Extensive underground deposits of gold-bearing rocks are often discovered by a small outcrop on the surface. Shafts are sunk, as in coal mining, and the ore is brought to the surface. It is then crushed in special machines. Gold is extracted from gravel or from crushed rock by dissolving it either in mercury (the amalgam process) or in cyanide solutions (the cyanide process). Some ores, especially those in which the gold is chemically combined with tellurium, must be roasted before extraction. The gold is recovered from the solution and melted into ingots. Gold-bearing rock with as little as 1 part of gold to 300,000 parts of worthless material can be worked at a profit.

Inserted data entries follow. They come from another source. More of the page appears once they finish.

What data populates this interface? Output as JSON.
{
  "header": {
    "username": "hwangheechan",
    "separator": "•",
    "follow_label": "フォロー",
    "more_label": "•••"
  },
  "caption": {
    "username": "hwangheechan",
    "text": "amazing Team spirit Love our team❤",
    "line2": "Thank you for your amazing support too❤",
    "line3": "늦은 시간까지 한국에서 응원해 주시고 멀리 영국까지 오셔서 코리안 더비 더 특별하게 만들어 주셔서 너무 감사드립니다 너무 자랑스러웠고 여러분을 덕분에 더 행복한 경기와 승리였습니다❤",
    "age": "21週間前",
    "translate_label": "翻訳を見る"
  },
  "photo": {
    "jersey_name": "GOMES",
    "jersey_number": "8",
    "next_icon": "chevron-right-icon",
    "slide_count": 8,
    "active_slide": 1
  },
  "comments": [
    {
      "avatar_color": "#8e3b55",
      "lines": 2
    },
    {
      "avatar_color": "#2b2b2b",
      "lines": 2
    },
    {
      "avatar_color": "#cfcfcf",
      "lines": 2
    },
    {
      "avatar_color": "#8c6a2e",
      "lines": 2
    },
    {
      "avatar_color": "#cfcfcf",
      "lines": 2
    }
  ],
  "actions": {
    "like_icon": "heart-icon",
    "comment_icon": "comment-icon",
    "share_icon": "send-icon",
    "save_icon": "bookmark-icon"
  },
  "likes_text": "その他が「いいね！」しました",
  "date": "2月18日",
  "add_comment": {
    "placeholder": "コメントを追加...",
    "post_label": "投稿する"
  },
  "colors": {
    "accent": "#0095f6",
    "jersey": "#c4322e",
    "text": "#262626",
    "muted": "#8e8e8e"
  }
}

The rarest form of gold is a nugget. The largest known nugget, the Welcome Stranger, weighing about 70.8 kg (about 156 lb), was turned up accidentally, just below the surface of the ground, by a wagon wheel in Victoria, Australia, in 1869.
Gold production dates from the Etruscan, Minoan, Assyrian, and Egyptian civilizations, when placer gold was derived from alluvial sands and gravels by simple processes of washing or panning. Gold was produced in this manner at an early period in India, central Asia, the southern Ural Mountains and in the regions bordering the eastern Mediterranean. With progress in mining technique, primary auriferous (gold-bearing) veins were exploited; this type of gold mining attained some importance before the Christian era. During the Middle Ages little progress was made in gold production and mining.
At the time of the discovery of the Americas the value of the total gold stock of Europe was probably less than $225 million. During the succeeding 350 years, from the end of the 15th century to about 1850, the world gold output totaled about 4,665,000 kg (about 150 million troy oz). South America and Mexico became large producers of gold during this period. Spain’s domination in South America resulted, in the 16th century, in a large increase in gold produced in the New World; some resulted from simple seizure of gold from the Native Americans, who had long mined the metal.
Placer deposits of gold were discovered on the Yukon River in Canada and Alaska in 1869. The discovery in 1896 of a rich deposit in the Bonanza Creek, a headwater of the Klondike River, which in turn is a tributary of the Yukon, led to another gold rush. In 1910 discoveries were made on Bitter Creek, near Stewart, British Columbia. In 1911 gold was also discovered in Alaska, some 32.2 km (some 20 mi) from the Canadian boundary at the source of the Sixty Mile River, which rises in Alaska and flows into the Yukon River. Since 1911 the production of gold in Ontario, in the Porcupine and Kirkland lake districts, has gone ahead rapidly.
On December 31, 1974, the U.S. federal government lifted a 41-year ban on the private ownership of gold. Around that time gold was being traded on the London bullion market at record highs approaching $200 an ounce. After subsequent sharp decreases, prices rose to a high of $850 in January 1980. They then dropped considerably and in the early 1990s settled at about $370 an ounce.